Meaning is evolution's way of motivating us into action. We find great meaning in something and we will go to great lengths for it. Wars only work if there's a meaningful reason for it which is why we try to compare every minor authoritarian to Hitler and elevate the type of smartphone we have to defining our status in the Grand High School of Life. 
Find meaning and you act. Find no meaning and you stagnate on your couch, moaning about the existential hopelessness of it all until you suddenly find meaning in the sea that eating is better than starving. Then you get up off your ass and make a fucking Hot Pocket.
Finding meaning is a skill. Like juggling or being a cat whisperer, it is a skill that needs to be practiced or that indentation of your pajama-covered seat on the couch becomes irresistable. 
How does one practice the discovery of meaning?
1. Crack the Codes
Learning new things about the world is kind of a universal good. Finding problems to solve and then overcoming those problems with trial and error solutions kind of forces learning and creates gateways to solving other problems. Sure, it's nice to have the death of one's parents and subsequent wealth to become the World's Greatest Detective but not necessary.
What's truly fun about this is that you approach things as a scientist, using your rational mind to address everything under the sun. Like a crossword puzzle, your solving it doesn't change the world but it does change you and we're talking about you finding the meaning out of your drab existence, so why not?

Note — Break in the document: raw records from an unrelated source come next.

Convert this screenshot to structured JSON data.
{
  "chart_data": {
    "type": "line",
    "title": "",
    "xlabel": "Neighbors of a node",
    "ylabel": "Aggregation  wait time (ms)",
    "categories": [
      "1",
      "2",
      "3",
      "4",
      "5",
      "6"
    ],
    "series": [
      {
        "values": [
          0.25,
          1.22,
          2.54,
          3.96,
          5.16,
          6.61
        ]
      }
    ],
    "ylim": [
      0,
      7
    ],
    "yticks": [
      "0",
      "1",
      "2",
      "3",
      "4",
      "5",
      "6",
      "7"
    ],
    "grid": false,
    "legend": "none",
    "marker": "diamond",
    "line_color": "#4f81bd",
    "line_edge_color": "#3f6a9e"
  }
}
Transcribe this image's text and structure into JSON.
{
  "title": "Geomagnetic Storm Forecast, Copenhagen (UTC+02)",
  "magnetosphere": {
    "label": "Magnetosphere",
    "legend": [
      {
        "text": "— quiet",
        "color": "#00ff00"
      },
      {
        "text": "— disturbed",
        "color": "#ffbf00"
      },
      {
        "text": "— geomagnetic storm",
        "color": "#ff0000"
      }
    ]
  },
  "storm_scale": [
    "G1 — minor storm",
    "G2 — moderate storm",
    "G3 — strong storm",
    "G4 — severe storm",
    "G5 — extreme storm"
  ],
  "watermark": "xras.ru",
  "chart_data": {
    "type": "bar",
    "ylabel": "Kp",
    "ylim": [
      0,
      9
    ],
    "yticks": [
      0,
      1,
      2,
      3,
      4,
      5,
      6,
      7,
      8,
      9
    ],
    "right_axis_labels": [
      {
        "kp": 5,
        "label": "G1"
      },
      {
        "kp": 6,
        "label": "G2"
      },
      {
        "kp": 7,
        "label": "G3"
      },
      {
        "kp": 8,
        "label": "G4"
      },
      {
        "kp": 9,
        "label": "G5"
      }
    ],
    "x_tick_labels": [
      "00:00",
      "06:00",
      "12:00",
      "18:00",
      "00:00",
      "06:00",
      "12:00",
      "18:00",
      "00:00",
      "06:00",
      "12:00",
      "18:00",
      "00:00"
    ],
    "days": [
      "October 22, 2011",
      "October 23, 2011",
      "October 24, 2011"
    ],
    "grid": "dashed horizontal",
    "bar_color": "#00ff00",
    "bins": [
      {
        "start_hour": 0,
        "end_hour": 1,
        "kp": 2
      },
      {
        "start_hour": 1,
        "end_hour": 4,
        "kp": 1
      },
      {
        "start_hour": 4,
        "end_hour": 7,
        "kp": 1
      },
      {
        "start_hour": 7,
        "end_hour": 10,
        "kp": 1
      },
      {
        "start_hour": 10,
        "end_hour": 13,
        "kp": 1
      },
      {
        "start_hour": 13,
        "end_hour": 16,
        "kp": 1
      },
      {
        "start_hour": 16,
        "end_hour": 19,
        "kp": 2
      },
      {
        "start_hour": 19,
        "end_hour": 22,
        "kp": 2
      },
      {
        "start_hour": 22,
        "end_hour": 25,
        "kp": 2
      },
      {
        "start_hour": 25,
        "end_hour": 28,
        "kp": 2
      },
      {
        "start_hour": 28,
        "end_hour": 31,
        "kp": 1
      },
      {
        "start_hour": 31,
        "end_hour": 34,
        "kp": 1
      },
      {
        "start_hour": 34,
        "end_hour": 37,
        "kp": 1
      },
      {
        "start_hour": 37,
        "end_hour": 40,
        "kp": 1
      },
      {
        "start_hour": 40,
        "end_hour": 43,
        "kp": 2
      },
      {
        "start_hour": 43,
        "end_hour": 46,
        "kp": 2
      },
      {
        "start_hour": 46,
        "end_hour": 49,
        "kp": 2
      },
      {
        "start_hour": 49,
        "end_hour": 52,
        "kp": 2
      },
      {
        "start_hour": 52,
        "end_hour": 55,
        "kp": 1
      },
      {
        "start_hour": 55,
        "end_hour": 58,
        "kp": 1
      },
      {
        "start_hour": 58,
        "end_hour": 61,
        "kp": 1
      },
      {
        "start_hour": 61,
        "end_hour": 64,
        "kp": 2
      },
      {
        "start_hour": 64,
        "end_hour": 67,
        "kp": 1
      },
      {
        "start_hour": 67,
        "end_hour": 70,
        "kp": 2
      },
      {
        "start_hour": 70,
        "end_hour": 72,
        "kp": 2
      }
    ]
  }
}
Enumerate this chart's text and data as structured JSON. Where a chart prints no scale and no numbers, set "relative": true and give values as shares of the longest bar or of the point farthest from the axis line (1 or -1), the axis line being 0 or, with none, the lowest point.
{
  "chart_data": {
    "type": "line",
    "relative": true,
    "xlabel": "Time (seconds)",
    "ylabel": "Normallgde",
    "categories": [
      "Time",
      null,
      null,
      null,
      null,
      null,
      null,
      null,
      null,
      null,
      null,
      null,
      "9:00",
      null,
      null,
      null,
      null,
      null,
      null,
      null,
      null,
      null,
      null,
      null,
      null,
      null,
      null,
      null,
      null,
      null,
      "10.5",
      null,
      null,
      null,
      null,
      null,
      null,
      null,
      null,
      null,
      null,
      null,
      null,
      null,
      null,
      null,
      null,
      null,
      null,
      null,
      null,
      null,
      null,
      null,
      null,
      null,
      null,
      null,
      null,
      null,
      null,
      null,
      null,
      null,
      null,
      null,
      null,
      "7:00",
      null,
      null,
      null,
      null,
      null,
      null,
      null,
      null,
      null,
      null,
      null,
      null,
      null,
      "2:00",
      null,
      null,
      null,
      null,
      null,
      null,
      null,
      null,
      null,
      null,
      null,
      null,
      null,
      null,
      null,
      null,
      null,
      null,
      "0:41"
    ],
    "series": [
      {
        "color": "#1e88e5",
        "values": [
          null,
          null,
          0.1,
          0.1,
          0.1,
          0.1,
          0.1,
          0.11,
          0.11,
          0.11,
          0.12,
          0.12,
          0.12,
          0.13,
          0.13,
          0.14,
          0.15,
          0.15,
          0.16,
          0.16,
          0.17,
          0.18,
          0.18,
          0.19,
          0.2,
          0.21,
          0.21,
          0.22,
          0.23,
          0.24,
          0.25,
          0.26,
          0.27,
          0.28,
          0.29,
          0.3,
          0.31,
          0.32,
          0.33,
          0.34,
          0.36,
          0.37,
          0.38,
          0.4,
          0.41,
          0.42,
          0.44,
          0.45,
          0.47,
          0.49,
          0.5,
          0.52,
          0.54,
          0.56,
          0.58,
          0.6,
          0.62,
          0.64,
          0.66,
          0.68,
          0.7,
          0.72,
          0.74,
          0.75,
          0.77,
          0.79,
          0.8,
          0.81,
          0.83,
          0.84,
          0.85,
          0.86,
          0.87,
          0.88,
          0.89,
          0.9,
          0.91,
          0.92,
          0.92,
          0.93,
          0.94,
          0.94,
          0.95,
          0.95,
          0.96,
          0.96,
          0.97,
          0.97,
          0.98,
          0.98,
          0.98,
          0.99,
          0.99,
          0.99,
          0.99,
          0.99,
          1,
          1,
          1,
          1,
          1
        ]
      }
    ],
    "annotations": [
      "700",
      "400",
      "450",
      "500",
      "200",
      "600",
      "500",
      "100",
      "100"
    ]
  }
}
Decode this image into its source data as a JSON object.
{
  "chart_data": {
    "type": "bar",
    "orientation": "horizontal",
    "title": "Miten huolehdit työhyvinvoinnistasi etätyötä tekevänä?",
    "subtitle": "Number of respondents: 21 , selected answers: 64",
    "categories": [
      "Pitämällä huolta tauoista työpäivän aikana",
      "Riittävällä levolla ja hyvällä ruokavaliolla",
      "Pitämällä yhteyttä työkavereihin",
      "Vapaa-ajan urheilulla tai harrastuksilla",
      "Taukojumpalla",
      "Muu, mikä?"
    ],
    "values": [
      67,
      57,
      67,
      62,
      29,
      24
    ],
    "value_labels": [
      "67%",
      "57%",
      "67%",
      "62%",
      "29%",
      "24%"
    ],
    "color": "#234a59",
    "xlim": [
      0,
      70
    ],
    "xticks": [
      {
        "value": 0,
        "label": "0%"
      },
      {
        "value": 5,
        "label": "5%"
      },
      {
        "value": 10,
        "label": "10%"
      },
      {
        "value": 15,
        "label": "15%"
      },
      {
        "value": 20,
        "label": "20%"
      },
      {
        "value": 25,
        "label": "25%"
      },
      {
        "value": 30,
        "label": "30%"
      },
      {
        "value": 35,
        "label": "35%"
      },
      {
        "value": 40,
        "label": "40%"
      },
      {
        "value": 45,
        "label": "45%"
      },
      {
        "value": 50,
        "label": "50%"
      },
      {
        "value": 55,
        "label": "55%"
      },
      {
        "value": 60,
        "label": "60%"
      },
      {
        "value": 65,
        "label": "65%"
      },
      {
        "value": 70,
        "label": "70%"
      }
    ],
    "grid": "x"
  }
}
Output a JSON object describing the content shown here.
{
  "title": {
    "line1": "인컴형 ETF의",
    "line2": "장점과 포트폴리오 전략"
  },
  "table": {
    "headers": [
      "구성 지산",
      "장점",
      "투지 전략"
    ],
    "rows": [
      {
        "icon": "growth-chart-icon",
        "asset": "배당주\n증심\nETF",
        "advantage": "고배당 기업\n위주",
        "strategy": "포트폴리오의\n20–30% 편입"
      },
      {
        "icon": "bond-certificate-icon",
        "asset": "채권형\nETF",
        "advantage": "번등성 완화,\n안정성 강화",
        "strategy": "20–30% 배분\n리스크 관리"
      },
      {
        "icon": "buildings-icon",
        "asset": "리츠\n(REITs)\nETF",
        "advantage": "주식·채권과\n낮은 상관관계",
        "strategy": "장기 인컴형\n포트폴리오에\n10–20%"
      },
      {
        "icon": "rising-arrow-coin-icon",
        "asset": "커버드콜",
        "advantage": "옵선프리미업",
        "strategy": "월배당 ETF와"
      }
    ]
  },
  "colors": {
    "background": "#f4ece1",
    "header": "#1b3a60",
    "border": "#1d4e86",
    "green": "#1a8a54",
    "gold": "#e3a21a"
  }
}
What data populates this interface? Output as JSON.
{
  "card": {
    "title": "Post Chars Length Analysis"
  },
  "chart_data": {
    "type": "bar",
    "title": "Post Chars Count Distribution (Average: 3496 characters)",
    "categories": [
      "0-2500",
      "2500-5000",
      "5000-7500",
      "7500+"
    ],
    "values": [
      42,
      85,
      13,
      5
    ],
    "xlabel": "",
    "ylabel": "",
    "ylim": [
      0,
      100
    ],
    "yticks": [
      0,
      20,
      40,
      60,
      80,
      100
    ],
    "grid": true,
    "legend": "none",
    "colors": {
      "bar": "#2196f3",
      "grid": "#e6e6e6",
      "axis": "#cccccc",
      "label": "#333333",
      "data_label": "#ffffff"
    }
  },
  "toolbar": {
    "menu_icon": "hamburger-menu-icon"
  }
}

From how to unclog your sink to ending the rank rule of revisionist Republicans, life is filled with problems to solve.
2. Be a Collaborator
Going the route of the misanthrope is freeing but not fulfilling. Find people in the world and engage. Share stuff with them. Help them. Assist someone move that indented couch or take care of their plants. Volunteer at a soup kitchen or stand around on a street corner, waiting to help blind people cross. Whatever. Participate in the real with actual people.
3. Avoid the Grand Scheme Approach
Make a million dollars. Become the best athlete in a sport. Find your soul mate.
Sounds good but once you attain any measure of this, where's the meaning? Part of the fun in searching for the answers to the Great Mysteries is the searching. Once you have all of the answers, it's time to cash in your chips and go to dirt town.
The adage is to be the change you'd like to see, right? Trying to change everyone else is fruitless. Changing yourself is difficult enough so keep those motivational goals realistic and specific. Like simply getting your laundry done.
It needs to be done. Someone has to do it. Why not go do that thing that needs to be done? The rewards are immediate — fresh smelling boxer shorts, free of that sweaty ass smell. And there's great meaning in that no complete task if you look at it from a certain angle.